A minimal Tail — a valid, complete agent definition:
{
"tail_version": "0.1b",
"identity": {
"id": "assistant",
"name": "Assistant"
},
"persona": {
"system_prompt": "You are a helpful assistant."
},
"capabilities": {
"skills": [],
"modalities": { "text": true },
"permissions": { "tool_use": false }
},
"distribution": {
"license": "custom",
"remixable": true,
"attribution_required": true,
"compatibility_targets": ["open-tailpack"],
"provenance": { "derived_from": null }
}
}That's it. Identity, behavior, capabilities, distribution. Everything else is optional.
For a full example with all schema sections populated, see examples/tail-full.json. For a multi-agent TailPack manifest, see examples/tailpack-full.json (note: this shows the container manifest structure; the referenced Tail files are not included in this repo).
- Portable — not tied to any platform or runtime
- Composable — supports multi-agent structures via TailPacks
- Explicit — avoids hidden behavior; feeds and inputs are declared, not inferred
- Adapter-friendly — designed to export lossily into other ecosystems (SKILL.md, MCP, AGENTS.md)
- Incremental — a minimal valid Tail fits in a single screen; the full schema grows with your needs
TailPack complements, rather than replaces, existing standards:
- MCP — TailPack references MCP for tool wiring.
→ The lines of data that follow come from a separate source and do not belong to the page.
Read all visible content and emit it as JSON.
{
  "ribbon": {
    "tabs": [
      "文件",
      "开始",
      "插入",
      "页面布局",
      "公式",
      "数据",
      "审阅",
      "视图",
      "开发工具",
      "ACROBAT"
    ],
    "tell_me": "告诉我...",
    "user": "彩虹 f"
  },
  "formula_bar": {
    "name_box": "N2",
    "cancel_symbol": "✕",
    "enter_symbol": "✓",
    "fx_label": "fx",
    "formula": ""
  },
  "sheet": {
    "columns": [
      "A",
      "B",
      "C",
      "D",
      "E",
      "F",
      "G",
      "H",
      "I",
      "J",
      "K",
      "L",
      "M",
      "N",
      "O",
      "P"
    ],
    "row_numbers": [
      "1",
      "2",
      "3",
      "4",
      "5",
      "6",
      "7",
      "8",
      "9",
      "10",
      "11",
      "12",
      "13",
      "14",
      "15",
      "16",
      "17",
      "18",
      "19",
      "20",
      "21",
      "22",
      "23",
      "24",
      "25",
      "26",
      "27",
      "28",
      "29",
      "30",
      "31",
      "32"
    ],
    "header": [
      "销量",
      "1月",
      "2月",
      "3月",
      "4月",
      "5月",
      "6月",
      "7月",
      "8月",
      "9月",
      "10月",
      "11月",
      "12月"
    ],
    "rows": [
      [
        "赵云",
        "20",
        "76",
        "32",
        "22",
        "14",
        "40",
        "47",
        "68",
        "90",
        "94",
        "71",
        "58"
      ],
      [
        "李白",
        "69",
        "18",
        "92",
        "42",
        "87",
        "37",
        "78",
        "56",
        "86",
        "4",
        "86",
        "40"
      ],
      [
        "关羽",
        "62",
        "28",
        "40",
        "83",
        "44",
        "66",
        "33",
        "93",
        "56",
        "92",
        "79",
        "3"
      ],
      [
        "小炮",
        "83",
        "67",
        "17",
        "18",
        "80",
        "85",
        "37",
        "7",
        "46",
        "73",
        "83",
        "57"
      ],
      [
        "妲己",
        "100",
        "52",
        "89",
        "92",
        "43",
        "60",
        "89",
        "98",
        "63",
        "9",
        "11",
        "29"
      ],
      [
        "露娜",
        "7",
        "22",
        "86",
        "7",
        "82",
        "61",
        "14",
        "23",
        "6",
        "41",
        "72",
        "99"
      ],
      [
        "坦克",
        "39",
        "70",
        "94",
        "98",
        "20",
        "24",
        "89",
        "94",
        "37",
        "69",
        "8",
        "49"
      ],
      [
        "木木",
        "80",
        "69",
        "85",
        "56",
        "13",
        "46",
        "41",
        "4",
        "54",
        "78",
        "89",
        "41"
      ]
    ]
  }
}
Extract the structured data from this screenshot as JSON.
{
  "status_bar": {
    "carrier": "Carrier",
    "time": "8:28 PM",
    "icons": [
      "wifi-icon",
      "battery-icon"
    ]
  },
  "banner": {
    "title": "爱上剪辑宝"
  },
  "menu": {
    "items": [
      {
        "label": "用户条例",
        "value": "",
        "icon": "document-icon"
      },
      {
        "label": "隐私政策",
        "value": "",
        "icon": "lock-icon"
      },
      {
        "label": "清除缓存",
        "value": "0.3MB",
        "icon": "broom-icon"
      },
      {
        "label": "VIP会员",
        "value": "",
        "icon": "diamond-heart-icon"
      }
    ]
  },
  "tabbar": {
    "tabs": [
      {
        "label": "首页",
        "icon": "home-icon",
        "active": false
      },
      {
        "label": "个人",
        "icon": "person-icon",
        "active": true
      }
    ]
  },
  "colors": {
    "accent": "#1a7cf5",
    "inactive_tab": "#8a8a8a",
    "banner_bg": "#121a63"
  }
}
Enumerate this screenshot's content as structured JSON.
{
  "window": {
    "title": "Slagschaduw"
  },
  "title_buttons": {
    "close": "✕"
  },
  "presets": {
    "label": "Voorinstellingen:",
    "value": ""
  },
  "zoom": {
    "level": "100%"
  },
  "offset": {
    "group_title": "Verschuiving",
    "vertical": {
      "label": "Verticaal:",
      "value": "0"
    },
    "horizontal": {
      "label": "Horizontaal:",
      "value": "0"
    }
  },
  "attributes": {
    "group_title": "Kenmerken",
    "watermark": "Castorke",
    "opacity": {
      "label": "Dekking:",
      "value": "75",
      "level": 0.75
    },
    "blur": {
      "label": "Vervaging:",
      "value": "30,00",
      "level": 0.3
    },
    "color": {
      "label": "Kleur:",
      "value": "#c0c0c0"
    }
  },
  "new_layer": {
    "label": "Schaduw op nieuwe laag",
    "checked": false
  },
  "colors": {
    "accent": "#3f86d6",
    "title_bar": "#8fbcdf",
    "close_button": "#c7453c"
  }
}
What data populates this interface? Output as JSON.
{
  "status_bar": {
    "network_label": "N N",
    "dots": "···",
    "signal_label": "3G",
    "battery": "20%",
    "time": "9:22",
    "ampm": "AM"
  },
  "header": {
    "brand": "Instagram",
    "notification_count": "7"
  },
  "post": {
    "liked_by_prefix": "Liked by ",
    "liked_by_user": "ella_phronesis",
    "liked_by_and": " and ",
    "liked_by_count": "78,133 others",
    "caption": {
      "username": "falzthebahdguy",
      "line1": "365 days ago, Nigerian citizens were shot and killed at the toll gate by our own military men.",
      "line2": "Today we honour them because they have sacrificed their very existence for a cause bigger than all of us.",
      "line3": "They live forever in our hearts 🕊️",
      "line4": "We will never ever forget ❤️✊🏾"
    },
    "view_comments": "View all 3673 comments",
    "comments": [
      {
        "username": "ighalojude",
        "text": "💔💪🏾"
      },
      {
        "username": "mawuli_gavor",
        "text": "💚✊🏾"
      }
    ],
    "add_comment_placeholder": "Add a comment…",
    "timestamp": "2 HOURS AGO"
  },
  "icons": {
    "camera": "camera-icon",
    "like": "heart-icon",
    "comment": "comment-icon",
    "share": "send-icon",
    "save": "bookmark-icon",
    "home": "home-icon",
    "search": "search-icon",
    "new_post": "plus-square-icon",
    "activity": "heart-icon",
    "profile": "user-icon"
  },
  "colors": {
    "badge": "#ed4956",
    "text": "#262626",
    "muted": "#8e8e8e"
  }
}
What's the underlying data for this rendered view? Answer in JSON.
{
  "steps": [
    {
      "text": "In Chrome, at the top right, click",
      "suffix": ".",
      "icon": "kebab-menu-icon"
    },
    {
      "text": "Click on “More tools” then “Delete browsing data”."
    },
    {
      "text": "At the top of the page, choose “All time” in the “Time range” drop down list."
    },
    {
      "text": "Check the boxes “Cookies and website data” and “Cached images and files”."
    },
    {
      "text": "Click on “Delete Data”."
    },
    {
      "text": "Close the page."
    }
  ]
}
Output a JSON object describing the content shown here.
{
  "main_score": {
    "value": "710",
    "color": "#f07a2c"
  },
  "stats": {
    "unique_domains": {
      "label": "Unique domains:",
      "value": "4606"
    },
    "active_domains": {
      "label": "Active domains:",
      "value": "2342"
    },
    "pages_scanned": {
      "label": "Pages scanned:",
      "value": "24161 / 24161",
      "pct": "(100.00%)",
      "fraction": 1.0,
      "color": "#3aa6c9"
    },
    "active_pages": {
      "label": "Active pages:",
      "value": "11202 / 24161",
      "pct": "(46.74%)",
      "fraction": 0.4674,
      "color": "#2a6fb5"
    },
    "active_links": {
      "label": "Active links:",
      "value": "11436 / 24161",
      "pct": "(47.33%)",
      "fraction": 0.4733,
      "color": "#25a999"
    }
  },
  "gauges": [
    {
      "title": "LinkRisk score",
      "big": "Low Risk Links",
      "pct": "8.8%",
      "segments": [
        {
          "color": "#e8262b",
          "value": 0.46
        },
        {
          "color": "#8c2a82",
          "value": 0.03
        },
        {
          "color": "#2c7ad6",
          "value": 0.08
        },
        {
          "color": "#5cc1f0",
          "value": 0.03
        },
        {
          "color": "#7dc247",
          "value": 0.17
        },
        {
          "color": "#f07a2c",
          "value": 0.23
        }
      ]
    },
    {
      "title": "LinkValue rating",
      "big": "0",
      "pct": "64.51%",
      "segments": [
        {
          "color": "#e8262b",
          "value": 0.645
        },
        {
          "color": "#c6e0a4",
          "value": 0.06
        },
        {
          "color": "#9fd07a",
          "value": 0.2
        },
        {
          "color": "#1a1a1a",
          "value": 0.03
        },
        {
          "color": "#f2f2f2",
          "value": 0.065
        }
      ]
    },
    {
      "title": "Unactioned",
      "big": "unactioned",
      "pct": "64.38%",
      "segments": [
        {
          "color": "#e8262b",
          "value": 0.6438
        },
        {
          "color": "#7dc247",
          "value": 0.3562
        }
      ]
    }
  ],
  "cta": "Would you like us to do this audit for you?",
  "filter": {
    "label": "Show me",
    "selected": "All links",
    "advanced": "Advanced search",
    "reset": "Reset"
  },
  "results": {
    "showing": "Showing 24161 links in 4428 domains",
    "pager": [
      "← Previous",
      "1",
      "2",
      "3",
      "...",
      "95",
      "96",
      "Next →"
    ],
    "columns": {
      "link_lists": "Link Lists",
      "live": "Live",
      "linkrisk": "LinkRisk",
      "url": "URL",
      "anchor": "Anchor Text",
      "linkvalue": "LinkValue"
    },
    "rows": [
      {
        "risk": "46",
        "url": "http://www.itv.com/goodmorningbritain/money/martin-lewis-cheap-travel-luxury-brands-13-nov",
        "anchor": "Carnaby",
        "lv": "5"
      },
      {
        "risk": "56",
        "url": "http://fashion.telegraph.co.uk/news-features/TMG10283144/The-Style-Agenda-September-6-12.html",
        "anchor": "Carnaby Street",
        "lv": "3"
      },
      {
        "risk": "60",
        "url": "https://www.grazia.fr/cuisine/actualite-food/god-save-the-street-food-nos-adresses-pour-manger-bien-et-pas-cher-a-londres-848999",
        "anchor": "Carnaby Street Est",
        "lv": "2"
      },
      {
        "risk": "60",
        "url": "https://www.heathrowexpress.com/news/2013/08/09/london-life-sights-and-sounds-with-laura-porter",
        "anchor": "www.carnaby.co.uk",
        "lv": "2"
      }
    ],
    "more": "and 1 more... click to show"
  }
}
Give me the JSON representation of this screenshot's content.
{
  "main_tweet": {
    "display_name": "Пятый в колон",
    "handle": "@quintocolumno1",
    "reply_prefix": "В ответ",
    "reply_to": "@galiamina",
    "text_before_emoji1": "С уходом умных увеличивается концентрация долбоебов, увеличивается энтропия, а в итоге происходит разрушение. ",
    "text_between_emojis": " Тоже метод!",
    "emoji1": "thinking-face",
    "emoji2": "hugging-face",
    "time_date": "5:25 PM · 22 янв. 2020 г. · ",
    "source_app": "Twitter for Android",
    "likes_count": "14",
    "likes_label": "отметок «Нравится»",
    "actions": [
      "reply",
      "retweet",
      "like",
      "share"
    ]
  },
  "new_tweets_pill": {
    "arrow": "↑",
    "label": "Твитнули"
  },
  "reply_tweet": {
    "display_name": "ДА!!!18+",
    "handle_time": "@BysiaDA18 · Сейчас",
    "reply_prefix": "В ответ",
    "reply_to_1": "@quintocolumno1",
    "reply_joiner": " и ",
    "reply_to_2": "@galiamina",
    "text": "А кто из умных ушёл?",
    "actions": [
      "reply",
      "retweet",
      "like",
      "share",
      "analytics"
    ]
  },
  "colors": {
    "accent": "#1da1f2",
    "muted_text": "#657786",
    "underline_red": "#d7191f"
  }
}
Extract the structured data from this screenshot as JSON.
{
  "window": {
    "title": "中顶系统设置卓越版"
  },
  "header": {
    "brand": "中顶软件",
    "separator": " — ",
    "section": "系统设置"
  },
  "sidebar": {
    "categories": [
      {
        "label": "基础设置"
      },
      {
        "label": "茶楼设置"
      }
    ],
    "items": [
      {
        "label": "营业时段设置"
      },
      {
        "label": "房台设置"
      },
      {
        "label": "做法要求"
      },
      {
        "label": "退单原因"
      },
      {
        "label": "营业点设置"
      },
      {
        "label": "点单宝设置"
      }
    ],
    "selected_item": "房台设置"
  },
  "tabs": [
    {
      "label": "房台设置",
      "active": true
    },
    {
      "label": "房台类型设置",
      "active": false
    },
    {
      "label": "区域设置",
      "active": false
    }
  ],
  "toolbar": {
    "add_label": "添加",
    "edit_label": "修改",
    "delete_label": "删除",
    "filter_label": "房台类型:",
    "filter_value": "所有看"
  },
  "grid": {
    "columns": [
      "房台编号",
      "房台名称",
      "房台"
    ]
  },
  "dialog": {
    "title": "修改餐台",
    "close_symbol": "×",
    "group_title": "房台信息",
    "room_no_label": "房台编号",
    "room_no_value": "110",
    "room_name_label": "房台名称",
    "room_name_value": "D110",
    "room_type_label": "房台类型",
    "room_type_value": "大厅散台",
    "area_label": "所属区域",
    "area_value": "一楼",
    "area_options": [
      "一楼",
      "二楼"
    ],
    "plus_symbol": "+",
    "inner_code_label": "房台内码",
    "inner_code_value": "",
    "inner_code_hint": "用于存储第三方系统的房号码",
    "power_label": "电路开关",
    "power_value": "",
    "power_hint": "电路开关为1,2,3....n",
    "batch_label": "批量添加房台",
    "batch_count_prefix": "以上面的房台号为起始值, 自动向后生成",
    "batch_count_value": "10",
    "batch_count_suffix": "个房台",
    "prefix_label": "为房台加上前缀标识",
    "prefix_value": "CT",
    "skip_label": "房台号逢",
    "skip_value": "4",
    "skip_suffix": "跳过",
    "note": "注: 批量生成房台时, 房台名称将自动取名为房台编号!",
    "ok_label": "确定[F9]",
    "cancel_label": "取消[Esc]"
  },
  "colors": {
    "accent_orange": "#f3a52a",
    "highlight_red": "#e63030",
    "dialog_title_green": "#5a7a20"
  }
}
It does not replace MCP.
- A2A / ACP — TailPack does not define inter-agent communication. Teaming metadata informs runtimes that use these protocols.
- SKILL.md — TailPack exports skills in SKILL.md format via adapters. Skills are a component of a Tail, not the whole definition.
- AGENTS.md — TailPack may emit AGENTS.md as a compatibility artifact. AGENTS.md provides project context; TailPack defines the agent itself.
For more detail, see docs/concepts.md.
The full specification defines:
- Tail schema — 17 top-level blocks covering identity, persona, capabilities, inputs, outputs, feeds, memory, interfaces, integrations, environment, teaming, economics, trust, lifecycle, distribution, and extensions
- TailPack container — packaging format for one or more Tails with shared assets and compatibility metadata
- Adapter model — a first-class system for lossy export/import with explicit warning annotations
- Validation rules — including permissions interlock checks
- Versioning — explicit spec versioning with semantic intent
tailpack/
README.md
SPEC.md
LICENSE
examples/
tail-minimal.json
tail-full.json
tailpack-full.json
docs/
concepts.md
adapters/
(placeholder — future adapter implementations)
v0.1b — emerging draft
This version is internally consistent, stable enough for experimentation, and open for feedback. It is not yet finalized, widely implemented, or locked.
Reserved blocks (economics, trust, lifecycle) signal future direction without overcommitting to schemas the ecosystem hasn't stabilized yet.
Early-stage spec — clarity beats cleverness. If something is confusing, that's a bug.
Licensed under the Apache License, Version 2.0. See LICENSE for details.